Quali sono i principali campi di ricerca nel settore farmacologico?

Si tratta di campi diversi, con ottime potenzialità. La neurofarmacologia per esempio è un settore in grande evoluzione che tocca aspetti non solo medici o clinici, ma l’intera società. L’invecchiamento e le patologie croniche ad esso collegate, rappresentano una questione sociale. Altri campi di ricerca come accennavo prima, sono la nutraceutica, lo sviluppo di farmaci biotecnologici, pensiamo, ad un tema molto attuale come i vaccini. In un prossimo futuro, probabilmente anche le farmacie territoriali potranno assumere un ruolo di primo piano come laboratori di analisi, come strutture decentrate, rispetto all’ospedale. 

Il cosiddetto Drug discovery and development  – processo di scoperta e sviluppo di un nuovo farmaco – deve essere realizzato da chi sa che cosa significhi fare un farmaco con le competenze adeguate.

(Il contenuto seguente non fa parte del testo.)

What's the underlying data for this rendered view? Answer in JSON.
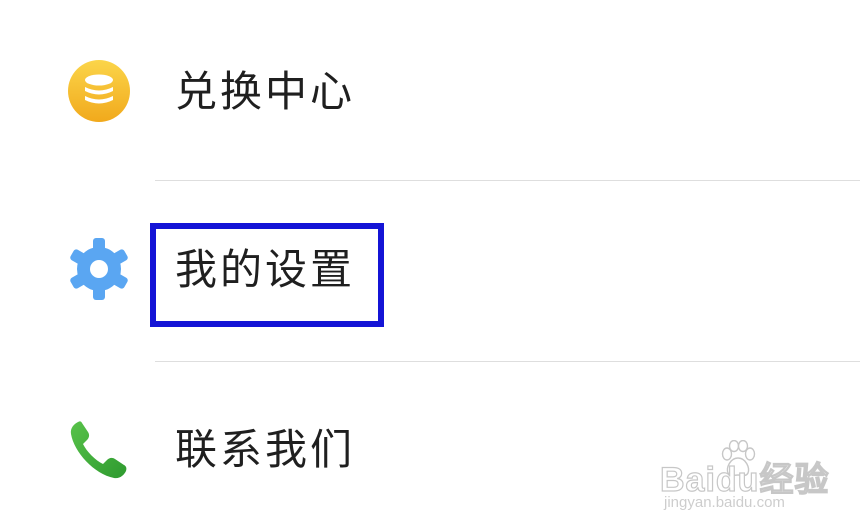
{
  "menu": {
    "items": [
      {
        "label": "兑换中心",
        "icon": "coins-icon"
      },
      {
        "label": "我的设置",
        "icon": "gear-icon"
      },
      {
        "label": "联系我们",
        "icon": "phone-icon"
      }
    ]
  },
  "colors": {
    "coins_icon": "#f5c02e",
    "gear_icon": "#5aa6f2",
    "phone_icon": "#3fae3a",
    "highlight_box": "#1414d6",
    "divider": "#dedede",
    "text": "#1f1f1f"
  },
  "highlight": {
    "target": "我的设置"
  },
  "watermark": {
    "brand": "Baidu经验",
    "url": "jingyan.baidu.com"
  }
}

Consideriamo la chimica, ad esempio, oggi la chimica è di tipo computazionale, si simulano le interazioni chimiche in maniera virtuale ed è questo che bisogna conoscere. 

Una parola di augurio alle future matricole?

Di mettersi in gioco, in prima persona, e dimenticare tutto il resto; rifuggire dai condizionamenti, fare tabula rasa, mollare tutto, per costruirsi e buttarsi in un’avventura.

*  Nutraceutica, neologismo sincratico dei termini nutrizione e farmaceutica, studia l’azione benefica e terapeutica degli alimenti sulla nostra salute, attraverso la ricerca biomolecolare dei principi nutritivi attivi nel cibo, così da produrre farmaci ed integratori.